Members of the Central Kenai Peninsula Hospital Service Area Board say they want their powers clarified, so they can decide whether to resign their seats.
The Kenai Peninsula Borough Assembly originally gave the board two charges, said board chairman Jim Clark. Those were a careful look at the service area budget and a broad look at community health-care needs.
Last week, though, the assembly struck all references to a broad look at community health needs from the board's proposed bylaws.
"What I hired on to do is to look at that broader question," Clark said. "If it's not part of what you want us to do, then I'd opt out of the process."
The borough owns Central Peninsula General Hospital, and the service area raises about $1 million per year in property taxes to help support it. Nonprofit CPGH Inc. leases and operates the $40 million hospital under a contract it signed in 1997. The assembly created the elected service area board in 1997 to advise on service area matters.
The assembly passed a resolution in 1998 directing the board to:
n Review hospital financial statements;
n Make recommendations to the assembly on requests from CPGH Inc. or other groups for service area money;
n Make recommendations on CPGH Inc. proposals for improvements costing more than $100,000, which, under the corporation's contract, require assembly approval.
Guidelines the assembly attached to the resolution ask the board to identify available health-care services and unmet needs and to help find ways to meet the latter.
In its proposed bylaws, the board stated its mission as promoting improvement of community health by serving as a catalyst to define public health policy.
Its goals and objectives included hiring consultants to inventory existing health-care services, identify unmet needs and analyze sources of funds.
Assembly members Pete Sprague of Soldotna and Tim Navarre of Kenai drafted changes the assembly adopted last week. A vote on the amended bylaws could come during the assembly's meeting Tuesday in Soldotna.
Sprague said he replaced the mission statement with a preamble, since there are no mission statements in bylaws of other borough service area boards. The new preamble says the service area board should advise the mayor and the assembly on "the service area, review and recommend the annual service area budget and perform additional functions as the assembly may authorize."

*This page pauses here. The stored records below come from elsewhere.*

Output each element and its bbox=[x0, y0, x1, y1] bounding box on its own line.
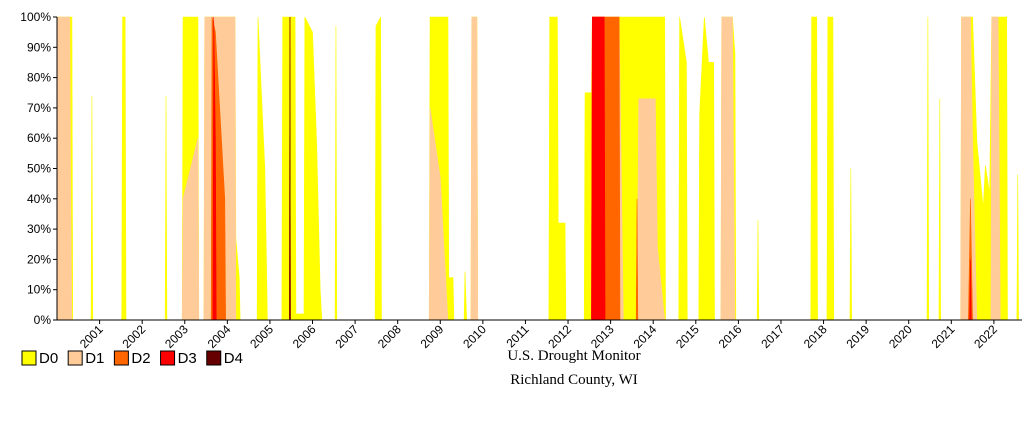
y-tick-label: 20% bbox=[27, 252, 51, 266]
legend-label: D2 bbox=[131, 350, 150, 367]
legend-label: D4 bbox=[224, 350, 243, 367]
y-tick-label: 10% bbox=[27, 283, 51, 297]
x-tick-label: 2019 bbox=[843, 322, 872, 351]
y-tick-label: 80% bbox=[27, 71, 51, 85]
y-tick-label: 70% bbox=[27, 101, 51, 115]
y-tick-label: 40% bbox=[27, 192, 51, 206]
y-tick-label: 30% bbox=[27, 222, 51, 236]
x-tick-label: 2018 bbox=[801, 322, 830, 351]
x-tick-label: 2010 bbox=[460, 322, 489, 351]
x-tick-label: 2014 bbox=[631, 322, 660, 351]
legend-swatch bbox=[21, 350, 37, 366]
legend-swatch bbox=[206, 350, 222, 366]
legend-swatch bbox=[67, 350, 83, 366]
y-tick-label: 100% bbox=[20, 10, 51, 24]
x-tick-label: 2008 bbox=[375, 322, 404, 351]
x-tick-label: 2016 bbox=[716, 322, 745, 351]
legend-swatch bbox=[113, 350, 129, 366]
x-tick-label: 2001 bbox=[77, 322, 106, 351]
x-tick-label: 2020 bbox=[886, 322, 915, 351]
drought-area bbox=[56, 16, 1022, 321]
legend-label: D0 bbox=[39, 350, 58, 367]
x-tick-label: 2004 bbox=[205, 322, 234, 351]
x-tick-label: 2013 bbox=[588, 322, 617, 351]
legend-swatch bbox=[160, 350, 176, 366]
x-tick-label: 2007 bbox=[332, 322, 361, 351]
x-tick-label: 2002 bbox=[120, 322, 149, 351]
x-tick-label: 2011 bbox=[503, 322, 531, 350]
x-tick-label: 2022 bbox=[971, 322, 1000, 351]
legend-label: D1 bbox=[85, 350, 104, 367]
y-tick-label: 90% bbox=[27, 40, 51, 54]
chart-subtitle: Richland County, WI bbox=[510, 372, 638, 388]
y-tick-label: 50% bbox=[27, 162, 51, 176]
x-tick-label: 2021 bbox=[929, 322, 958, 351]
x-tick-label: 2006 bbox=[290, 322, 319, 351]
chart-title: U.S. Drought Monitor bbox=[507, 348, 640, 364]
x-tick-label: 2012 bbox=[545, 322, 574, 351]
x-tick-label: 2003 bbox=[162, 322, 191, 351]
y-tick-label: 0% bbox=[34, 313, 52, 327]
x-tick-label: 2005 bbox=[247, 322, 276, 351]
legend-label: D3 bbox=[178, 350, 197, 367]
x-tick-label: 2009 bbox=[418, 322, 447, 351]
y-tick-label: 60% bbox=[27, 131, 51, 145]
drought-area bbox=[289, 16, 291, 321]
drought-area bbox=[212, 16, 972, 321]
x-tick-label: 2015 bbox=[673, 322, 702, 351]
x-tick-label: 2017 bbox=[758, 322, 787, 351]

He said he and Navarre struck the board's goals and objectives and also provisions for the service area to contract for services because they felt those did not belong in the bylaws. They might go in separate documents, he said.

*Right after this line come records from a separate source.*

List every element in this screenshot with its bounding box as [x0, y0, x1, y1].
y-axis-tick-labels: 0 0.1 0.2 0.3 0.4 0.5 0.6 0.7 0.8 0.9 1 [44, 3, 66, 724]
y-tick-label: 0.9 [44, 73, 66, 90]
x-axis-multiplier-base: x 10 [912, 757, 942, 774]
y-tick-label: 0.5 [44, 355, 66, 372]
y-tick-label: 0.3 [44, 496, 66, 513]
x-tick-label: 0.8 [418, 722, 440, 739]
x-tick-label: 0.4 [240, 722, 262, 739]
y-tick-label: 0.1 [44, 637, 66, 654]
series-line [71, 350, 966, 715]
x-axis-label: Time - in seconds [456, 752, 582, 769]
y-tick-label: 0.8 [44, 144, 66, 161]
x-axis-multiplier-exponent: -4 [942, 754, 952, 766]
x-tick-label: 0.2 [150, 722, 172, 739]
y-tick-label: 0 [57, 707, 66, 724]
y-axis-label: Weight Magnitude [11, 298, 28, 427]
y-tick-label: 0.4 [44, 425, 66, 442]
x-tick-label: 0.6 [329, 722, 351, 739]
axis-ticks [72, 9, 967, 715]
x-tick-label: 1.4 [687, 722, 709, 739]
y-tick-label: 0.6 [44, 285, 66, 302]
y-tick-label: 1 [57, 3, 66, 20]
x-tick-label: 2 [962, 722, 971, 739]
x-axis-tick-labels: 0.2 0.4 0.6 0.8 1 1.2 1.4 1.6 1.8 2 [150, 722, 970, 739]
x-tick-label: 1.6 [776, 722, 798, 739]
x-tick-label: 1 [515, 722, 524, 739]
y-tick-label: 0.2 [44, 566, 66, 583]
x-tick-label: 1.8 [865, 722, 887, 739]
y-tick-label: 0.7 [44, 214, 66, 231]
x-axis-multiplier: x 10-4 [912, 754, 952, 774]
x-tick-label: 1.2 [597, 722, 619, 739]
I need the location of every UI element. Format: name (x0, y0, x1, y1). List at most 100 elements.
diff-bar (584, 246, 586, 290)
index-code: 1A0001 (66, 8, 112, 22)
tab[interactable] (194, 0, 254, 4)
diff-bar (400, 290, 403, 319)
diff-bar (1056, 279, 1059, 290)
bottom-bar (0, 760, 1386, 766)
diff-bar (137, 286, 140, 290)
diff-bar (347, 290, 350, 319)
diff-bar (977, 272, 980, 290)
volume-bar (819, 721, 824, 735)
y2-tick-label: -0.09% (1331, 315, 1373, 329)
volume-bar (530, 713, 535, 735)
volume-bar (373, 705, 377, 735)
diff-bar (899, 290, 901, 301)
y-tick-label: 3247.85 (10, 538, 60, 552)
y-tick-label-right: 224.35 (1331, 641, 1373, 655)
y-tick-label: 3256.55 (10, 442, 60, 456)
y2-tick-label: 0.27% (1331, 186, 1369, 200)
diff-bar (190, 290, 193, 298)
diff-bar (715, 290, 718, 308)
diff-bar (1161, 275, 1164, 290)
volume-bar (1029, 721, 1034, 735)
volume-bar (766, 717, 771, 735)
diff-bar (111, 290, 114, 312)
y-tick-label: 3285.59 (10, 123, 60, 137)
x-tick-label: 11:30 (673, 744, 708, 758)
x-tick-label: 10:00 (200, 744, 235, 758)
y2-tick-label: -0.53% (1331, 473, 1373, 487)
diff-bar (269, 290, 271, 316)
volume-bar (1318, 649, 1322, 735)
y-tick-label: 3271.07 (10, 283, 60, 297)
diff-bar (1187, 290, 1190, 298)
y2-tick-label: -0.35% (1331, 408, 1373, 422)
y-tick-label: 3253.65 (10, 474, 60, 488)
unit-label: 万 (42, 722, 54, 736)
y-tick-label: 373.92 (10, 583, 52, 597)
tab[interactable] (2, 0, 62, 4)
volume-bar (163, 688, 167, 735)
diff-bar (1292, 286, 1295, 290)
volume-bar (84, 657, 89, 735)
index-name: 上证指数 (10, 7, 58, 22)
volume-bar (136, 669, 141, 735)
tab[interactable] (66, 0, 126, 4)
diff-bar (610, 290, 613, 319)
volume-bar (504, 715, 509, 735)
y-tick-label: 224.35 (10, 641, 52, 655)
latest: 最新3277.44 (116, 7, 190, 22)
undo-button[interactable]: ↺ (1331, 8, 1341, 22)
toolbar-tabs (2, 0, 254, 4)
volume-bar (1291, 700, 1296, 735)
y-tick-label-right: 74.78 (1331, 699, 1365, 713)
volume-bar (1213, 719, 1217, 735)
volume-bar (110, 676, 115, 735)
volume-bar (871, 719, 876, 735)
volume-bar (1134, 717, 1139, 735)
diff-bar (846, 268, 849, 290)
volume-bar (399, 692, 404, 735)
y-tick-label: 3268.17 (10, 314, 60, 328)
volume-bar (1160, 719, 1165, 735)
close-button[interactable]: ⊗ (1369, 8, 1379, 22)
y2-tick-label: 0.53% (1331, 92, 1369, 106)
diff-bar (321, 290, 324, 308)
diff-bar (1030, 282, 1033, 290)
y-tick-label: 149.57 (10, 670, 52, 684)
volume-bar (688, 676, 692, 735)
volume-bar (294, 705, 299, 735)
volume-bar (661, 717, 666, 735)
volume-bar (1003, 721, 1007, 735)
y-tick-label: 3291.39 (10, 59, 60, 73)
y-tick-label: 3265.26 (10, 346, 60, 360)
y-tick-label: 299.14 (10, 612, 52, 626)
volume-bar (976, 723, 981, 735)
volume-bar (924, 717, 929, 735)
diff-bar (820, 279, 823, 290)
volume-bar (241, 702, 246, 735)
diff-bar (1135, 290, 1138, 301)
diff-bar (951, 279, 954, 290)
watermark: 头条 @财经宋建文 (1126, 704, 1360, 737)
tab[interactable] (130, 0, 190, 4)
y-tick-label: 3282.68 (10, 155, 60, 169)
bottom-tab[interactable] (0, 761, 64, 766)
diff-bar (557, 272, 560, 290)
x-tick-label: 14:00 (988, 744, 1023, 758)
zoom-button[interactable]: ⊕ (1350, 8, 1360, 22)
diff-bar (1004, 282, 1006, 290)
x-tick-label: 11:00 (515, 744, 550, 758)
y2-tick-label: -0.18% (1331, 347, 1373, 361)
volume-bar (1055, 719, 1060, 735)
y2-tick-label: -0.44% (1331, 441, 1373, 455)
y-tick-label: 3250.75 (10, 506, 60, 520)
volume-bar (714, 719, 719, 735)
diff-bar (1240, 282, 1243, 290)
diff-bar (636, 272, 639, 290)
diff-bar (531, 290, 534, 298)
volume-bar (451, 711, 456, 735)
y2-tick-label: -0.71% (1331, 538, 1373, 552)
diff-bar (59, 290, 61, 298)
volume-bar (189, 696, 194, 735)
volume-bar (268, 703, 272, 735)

"It's not that its gone forever, and you can't bring it back," Navarre said. "We're just not going to deal with it at this time."
The changes do not preclude the board from hiring a consultant or conducting a needs study, Navarre said, but he does not want its bylaws to be a blank check.
"You have to go slow, and you have to bring it to us one step at a time," he said.
Sterling assembly member Grace Merkes said that before the elected board was created, the assembly approved the service area budget and large hospital purchases.
"That is what I thought the service area board was going to do," she said.
She said she does not understand how the service area board can be looking into contractors and needs studies. That sort of work should come from the hospital operating budget, she said, not from service area funds.
"This service area board is taking on way too much," she said.
However, board member Pat Hawkins said the board should be a catalyst, bringing other groups together to focus on community health needs.
"That's why I'm here," he said. "If the rest of the borough assembly feels like Grace, that basically you take a look at the quarterly statements and once a year you do this, I'm out of it, because it's a waste of my time."
Assembly president Bill Popp of Kenai urged the board to put off debating the need for a broad look at community health care and agree on basic bylaws the assembly could approve Tuesday. Nikiski assembly member Jack Brown plans to introduce a new resolution Tuesday to clarify the board's roles and responsibilities, he said.
"If we can get past these bylaws, we can get to the meat of the issue," he said.
No agreement emerged on the bylaws, though.
Clark moved that the board accept the amended bylaws, reluctantly, contingent on revival of provisions for the board to look into unmet health-care needs. However, board member Michael Druce said he would rather hear the assembly's intent free of pressure from the board. Clark's motion failed 3-3.
Then, board member Susan Jelsma moved to accept the amended bylaws. Her motion died for lack of a second.
The resolution Brown placed in Tuesday's assembly packet would resurrect provisions for the board to assess existing health-care services, identify unmet needs and recommend how to address them. However, Brown said he would ask the assembly to postpone voting on that until May.
He invited the board to write its own version and promised to introduce that in place of his. He said he would make sure the board's proposal receives a fair hearing before the assembly.
Popp thanked the service area board for its efforts.
"I want you to know that we definitely respect you as elected officials," he said. "I definitely want to work with this board to find clear direction for you, and I hope no one sees this as an effort to minimalize or marginalize this board."